After Judy  had some success building her relationship with her husband, their daughter put their relationship to the test.  One night their daughter was supposed to be home by 11:00 pm, but did not come home until 6:00 a.m. the next morning.  The reason she said was because she lost her watch and didn’t realize how late it was until the sun was coming up.  My client did a good job of biting her tongue and telling her daughter that she and her father would deal with this situation later.  Judy was able to talk to her husband about this away from their daughter.  She did a good job of empathizing with his anger.  When her husband said he would send her to a detention center, rather than argue, Judy agreed that this was very serious and so something serious needed to be done.  Because of her strategy, she was able to suggest to her husband that they take a 3 step approach, with the last step being sending their daughter to a detention center, if that was what was needed.  The first two steps would be talking with their daughter and a counselor together, creating reasonable consequences, and then using a detention center as a backup if the behavior did not improve. Then, Judy and her husband were able to hug and feel like a team again.

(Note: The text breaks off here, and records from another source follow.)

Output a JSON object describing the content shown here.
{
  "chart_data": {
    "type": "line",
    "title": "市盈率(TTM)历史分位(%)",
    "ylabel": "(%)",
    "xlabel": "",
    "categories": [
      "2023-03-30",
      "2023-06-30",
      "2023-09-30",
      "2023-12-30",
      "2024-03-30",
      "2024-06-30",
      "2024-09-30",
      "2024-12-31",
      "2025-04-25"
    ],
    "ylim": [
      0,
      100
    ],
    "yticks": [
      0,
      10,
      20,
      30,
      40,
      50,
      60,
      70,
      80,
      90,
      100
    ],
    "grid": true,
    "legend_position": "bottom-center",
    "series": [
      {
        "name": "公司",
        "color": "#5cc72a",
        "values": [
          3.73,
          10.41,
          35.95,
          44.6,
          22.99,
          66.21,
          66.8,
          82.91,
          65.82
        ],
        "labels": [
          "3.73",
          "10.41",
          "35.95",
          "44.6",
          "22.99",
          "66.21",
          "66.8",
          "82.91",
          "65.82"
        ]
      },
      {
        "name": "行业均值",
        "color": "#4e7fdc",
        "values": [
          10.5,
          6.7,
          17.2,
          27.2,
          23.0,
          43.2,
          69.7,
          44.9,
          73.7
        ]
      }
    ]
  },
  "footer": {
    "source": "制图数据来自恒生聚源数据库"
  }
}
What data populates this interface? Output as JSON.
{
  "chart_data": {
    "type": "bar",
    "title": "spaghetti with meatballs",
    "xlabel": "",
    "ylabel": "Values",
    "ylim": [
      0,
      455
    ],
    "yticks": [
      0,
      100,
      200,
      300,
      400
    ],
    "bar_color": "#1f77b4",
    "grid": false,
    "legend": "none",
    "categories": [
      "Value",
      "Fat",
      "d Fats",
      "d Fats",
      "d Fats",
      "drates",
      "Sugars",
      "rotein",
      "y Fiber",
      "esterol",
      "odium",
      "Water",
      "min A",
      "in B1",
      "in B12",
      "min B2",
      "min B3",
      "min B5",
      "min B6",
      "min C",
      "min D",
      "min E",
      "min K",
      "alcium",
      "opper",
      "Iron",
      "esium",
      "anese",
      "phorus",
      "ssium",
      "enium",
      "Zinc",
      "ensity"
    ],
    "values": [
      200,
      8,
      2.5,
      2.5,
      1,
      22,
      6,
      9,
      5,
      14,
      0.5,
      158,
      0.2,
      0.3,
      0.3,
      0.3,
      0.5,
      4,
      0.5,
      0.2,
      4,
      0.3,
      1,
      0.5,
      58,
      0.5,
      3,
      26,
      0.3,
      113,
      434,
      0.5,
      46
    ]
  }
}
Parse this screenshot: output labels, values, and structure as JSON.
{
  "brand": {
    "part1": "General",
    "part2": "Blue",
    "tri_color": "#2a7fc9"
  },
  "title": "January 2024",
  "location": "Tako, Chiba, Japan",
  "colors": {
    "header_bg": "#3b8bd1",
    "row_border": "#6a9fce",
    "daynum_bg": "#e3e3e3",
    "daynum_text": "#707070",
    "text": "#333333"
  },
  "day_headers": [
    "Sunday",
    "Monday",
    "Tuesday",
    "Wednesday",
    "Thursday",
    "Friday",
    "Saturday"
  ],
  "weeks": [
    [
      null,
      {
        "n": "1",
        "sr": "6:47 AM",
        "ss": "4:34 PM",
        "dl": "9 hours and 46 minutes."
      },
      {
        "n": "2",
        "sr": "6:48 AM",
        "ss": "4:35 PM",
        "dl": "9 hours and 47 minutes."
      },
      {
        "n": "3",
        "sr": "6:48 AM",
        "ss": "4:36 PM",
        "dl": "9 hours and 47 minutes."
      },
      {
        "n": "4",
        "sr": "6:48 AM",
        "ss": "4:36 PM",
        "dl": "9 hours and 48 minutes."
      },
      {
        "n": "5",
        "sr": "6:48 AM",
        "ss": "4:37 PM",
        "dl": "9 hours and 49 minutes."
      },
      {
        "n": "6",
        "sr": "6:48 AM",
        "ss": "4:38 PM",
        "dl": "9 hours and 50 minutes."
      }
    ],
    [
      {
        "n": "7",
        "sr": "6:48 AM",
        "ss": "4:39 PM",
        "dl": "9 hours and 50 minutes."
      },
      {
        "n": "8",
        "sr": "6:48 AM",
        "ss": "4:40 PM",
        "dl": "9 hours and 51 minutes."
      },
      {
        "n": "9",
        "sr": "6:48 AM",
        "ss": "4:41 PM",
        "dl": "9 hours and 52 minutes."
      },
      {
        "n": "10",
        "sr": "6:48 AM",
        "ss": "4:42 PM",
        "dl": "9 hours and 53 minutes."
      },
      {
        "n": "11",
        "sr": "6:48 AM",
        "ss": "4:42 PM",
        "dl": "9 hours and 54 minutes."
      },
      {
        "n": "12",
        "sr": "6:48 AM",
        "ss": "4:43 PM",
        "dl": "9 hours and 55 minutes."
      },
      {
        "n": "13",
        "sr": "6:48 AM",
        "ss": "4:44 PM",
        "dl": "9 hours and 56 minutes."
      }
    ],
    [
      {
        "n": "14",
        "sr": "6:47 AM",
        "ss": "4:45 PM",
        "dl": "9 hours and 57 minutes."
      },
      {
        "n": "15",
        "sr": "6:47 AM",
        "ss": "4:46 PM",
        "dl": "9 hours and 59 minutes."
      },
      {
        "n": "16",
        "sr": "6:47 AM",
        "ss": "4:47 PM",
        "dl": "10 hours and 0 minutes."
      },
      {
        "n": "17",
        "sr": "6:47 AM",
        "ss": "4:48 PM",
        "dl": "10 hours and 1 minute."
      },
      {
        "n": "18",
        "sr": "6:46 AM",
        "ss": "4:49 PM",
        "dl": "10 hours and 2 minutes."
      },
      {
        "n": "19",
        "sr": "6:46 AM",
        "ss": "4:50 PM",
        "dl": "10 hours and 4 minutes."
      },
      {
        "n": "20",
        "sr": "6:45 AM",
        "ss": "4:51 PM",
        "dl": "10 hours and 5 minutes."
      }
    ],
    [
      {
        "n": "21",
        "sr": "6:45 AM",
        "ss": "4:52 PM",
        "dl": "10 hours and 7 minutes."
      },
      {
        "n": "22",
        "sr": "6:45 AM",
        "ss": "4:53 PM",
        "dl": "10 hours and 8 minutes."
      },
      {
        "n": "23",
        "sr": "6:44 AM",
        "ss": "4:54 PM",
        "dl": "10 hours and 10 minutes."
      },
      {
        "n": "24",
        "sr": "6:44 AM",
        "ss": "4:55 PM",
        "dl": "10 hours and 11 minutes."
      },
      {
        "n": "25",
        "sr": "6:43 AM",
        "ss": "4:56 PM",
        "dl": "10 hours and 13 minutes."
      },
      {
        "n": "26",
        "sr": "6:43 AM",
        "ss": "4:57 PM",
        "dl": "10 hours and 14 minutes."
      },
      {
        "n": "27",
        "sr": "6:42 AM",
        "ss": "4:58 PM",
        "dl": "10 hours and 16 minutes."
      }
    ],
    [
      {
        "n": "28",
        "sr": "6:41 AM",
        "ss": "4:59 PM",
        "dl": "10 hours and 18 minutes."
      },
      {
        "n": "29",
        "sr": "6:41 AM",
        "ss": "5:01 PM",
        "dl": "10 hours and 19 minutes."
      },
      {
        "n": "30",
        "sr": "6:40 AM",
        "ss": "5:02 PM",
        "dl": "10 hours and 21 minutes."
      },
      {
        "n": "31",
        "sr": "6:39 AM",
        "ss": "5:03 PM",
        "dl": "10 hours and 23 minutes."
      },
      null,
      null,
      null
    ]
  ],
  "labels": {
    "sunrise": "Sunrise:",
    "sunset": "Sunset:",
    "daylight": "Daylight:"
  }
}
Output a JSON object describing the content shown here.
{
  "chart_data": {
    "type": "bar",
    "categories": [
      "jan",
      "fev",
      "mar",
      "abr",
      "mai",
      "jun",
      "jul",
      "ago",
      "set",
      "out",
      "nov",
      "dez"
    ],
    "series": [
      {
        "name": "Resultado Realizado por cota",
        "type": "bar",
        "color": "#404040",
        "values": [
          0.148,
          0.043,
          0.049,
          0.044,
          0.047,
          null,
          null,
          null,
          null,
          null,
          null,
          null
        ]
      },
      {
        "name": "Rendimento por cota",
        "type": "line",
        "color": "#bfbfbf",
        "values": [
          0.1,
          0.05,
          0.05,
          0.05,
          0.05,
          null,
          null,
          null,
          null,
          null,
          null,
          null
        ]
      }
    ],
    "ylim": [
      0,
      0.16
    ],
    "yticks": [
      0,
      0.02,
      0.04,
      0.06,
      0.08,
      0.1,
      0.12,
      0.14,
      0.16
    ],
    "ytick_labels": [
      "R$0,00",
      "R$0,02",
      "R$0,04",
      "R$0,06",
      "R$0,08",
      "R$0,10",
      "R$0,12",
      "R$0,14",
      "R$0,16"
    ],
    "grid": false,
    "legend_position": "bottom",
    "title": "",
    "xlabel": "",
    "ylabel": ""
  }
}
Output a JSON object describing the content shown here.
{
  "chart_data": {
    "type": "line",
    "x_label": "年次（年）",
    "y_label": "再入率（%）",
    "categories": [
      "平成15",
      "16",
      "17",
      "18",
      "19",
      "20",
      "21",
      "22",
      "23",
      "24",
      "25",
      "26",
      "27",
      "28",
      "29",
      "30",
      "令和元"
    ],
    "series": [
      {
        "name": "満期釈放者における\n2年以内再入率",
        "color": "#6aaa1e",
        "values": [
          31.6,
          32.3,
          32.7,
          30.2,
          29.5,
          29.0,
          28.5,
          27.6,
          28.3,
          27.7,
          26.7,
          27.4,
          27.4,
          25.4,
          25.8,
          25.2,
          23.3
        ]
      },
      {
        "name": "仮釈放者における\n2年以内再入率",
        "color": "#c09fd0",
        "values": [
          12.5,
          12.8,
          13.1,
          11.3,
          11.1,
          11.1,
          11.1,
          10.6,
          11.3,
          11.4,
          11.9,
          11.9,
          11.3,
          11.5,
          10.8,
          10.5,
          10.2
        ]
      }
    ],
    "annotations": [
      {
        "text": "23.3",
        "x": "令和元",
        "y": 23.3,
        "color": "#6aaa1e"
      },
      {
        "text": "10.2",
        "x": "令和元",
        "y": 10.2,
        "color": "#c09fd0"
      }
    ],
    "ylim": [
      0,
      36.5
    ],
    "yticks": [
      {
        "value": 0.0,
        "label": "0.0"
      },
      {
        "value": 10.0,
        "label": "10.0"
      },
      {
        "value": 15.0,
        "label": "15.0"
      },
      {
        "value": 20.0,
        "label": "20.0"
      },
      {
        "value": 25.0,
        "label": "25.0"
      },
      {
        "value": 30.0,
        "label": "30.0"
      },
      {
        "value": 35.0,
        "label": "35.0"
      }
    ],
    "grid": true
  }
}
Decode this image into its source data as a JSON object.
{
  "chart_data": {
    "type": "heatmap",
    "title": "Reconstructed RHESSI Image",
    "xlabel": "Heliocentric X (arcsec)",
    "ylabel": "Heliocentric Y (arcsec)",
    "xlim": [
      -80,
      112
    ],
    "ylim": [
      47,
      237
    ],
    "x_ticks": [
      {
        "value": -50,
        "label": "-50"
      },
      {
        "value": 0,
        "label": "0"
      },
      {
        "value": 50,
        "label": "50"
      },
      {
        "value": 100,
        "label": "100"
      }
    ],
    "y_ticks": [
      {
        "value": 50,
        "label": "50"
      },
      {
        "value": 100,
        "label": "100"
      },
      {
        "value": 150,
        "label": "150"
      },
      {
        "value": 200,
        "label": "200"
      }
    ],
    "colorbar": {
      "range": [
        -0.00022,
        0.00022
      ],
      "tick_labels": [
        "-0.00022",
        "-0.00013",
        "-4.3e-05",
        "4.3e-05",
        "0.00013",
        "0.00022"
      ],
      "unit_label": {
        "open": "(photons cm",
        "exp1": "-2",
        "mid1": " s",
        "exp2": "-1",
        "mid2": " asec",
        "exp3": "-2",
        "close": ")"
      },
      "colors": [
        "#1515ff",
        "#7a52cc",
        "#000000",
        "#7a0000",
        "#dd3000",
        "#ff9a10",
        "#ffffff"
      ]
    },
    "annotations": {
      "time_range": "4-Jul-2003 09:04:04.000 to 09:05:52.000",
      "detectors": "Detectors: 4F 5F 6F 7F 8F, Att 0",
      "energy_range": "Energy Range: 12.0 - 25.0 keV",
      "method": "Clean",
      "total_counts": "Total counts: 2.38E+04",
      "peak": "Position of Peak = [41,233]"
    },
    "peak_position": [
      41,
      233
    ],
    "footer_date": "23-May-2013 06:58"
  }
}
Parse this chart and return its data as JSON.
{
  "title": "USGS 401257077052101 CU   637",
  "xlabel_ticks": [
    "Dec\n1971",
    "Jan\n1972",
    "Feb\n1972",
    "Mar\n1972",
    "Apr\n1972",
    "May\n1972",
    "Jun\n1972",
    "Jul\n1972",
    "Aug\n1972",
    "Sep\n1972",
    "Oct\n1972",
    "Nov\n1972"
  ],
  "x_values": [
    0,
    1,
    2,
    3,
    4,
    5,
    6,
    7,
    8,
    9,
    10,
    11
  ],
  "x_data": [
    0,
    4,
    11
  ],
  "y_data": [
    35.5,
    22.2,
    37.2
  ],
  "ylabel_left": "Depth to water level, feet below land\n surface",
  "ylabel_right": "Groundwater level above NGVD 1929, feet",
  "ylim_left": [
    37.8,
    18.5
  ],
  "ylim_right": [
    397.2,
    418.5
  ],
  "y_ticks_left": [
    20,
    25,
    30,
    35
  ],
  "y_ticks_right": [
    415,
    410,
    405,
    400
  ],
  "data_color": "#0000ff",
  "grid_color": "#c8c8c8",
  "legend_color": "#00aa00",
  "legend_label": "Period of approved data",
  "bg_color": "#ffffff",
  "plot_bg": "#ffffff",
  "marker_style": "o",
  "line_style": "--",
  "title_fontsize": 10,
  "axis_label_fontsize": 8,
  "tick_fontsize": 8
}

The importance of having strategies

In her talk with her husband, Judy reminded herself not to argue, to find points of agreement, and to come up with a few steps, one of which could be her husband’s idea.  The problem wasn’t that her husband was totally wrong in his ideas, just that he tended to jump to the most extreme idea first.  In letting his idea be part of the solution, she could create enough connection to help them get along and be on the same team regarding their daughter’s behavior.

The coaching approach

If Judy and her husband had gone to counseling rather than Judy getting coaching on her own, things may not have turned out so well.  There is a good chance that her husband would have felt ganged up on in therapy, which often happens with the controlling person.  By using skills to improve her relationship without needing to directly change her husband, the marriage improved in a non-confrontational way.

Parenting conflict is an opportunity

Every conflict, every difficulty, you have in your relationship is an opportunity to apply marriage building skills.  I am always eager to hear about my client’s problem areas because I know that if we can change just that area, we can make a big improvement to their relationship.  Specific skills, applied to specific areas, means maximum improvement with minimal invested time.  If you were able to eliminate the most troubling area of your relationship, what difference would it make for your relationship?  For many, it would mean the difference between enjoying their relationship and eventually losing it.